What follows are standard negotiations on what kind of shares, how much dilution, etc. – if the startup raises money, PBA takes 2% commission.

The Problem – PBA Lacks Startup Culture

Already, I imagine a few things set off buzzers in your mind, at least the thought “oh, I didn’t expect that.” I spoke to a serial entrepreneur and former member of PBA, who left after 3-4 years, feeling there wasn’t a good fit between him and said of the angels “not my kind of team – those people are just different.”  He wished to remain nameless, but I wanted to summarize his thoughts, mixed with a bit of mine:

  • Angel Profile: Like any investment opportunity, you have to make sure that the people you are seeking investment from are going to bring value beyond their wallets – after all, once you bring in outside investors, you have to report to them, regularly. You want someone who has the same vision, can make use of their experiences and network to help you over the humps and hurdles. The angels in PBA are not entrepreneurs. They have money, and that is good, but they are ex-CxOs of big companies, not serial entrepreneurs.

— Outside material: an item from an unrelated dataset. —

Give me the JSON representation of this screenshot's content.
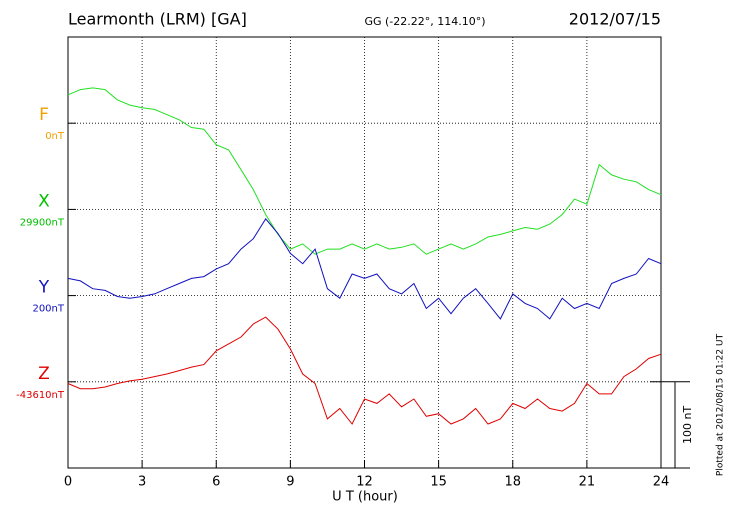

“it’s a group of people – consultants, bankers, larger companies – there’s hardly anybody who’s grown a startup from nothing. They don’t have the entrepreneur mentality.”

-Former PBA member.

 

  • Investment Size: This week is France Angel week, and I was lucky enough to come across an article(FR) in which Philippe Gluntz, the head of France Angels, the largest angel association which regroups all other angel associations, shares a bit of numbers: 4,500 angels investing €45 million in the past year. The math is perfect: 10,000€ average investment for angels. What Angels do you know of in the international startup scene who invest tickets of €10-20,000? The only reason you would do this is for tax rightoffs, in which case you’re not concerned,or even familiar with the startup’s vision. For French startups to compete on an international level, they can’t be running around begging angels for 10-20,000 – they need to be raising €500,000 -€800,000, from people who will use thieir network & experiences to help them grow.
  • The real Angels have their own network: the face remains that the Angels that are really investing in startups – Jacques-Antoine Granjon, Marc Simoncini, Jeremie Berrebi, Xavier Niel, etc. – are doing it through their own network, and they’re sharing deal flow. Word on the grapevine is that if you want JAG to invest, he’ll tell you ‘If you get Marc to invest, I’m in.’ The number of Angels who are qualified to be startup angels is small enough that there’s no need for a network, at least not for internet startups.

Now, I must anticipate comments by saying that there are obviously some cases where PBA is a good choice: after all, they are actually investing €45 million into companies. That being said, I don’t think PBA has had their hand in any of France’s recent global successes, not like Idinvest has. A few startups also told me that, while PBA was a waste of time, investment wise ( “you’re just too risky”), it was great pitch practice, and they learned to answer stupid investor questions.

I think in order for startups to grow quicker, there needs to be more clarity about where you can go to get money, and frankly, PBA is not a big contributor to the startup ecosystem. Share your story below, anonymous or otherwise, and let people know that Angel Associations are not helping web startups grow – they’re helping the French elite efficiently select tax breaks.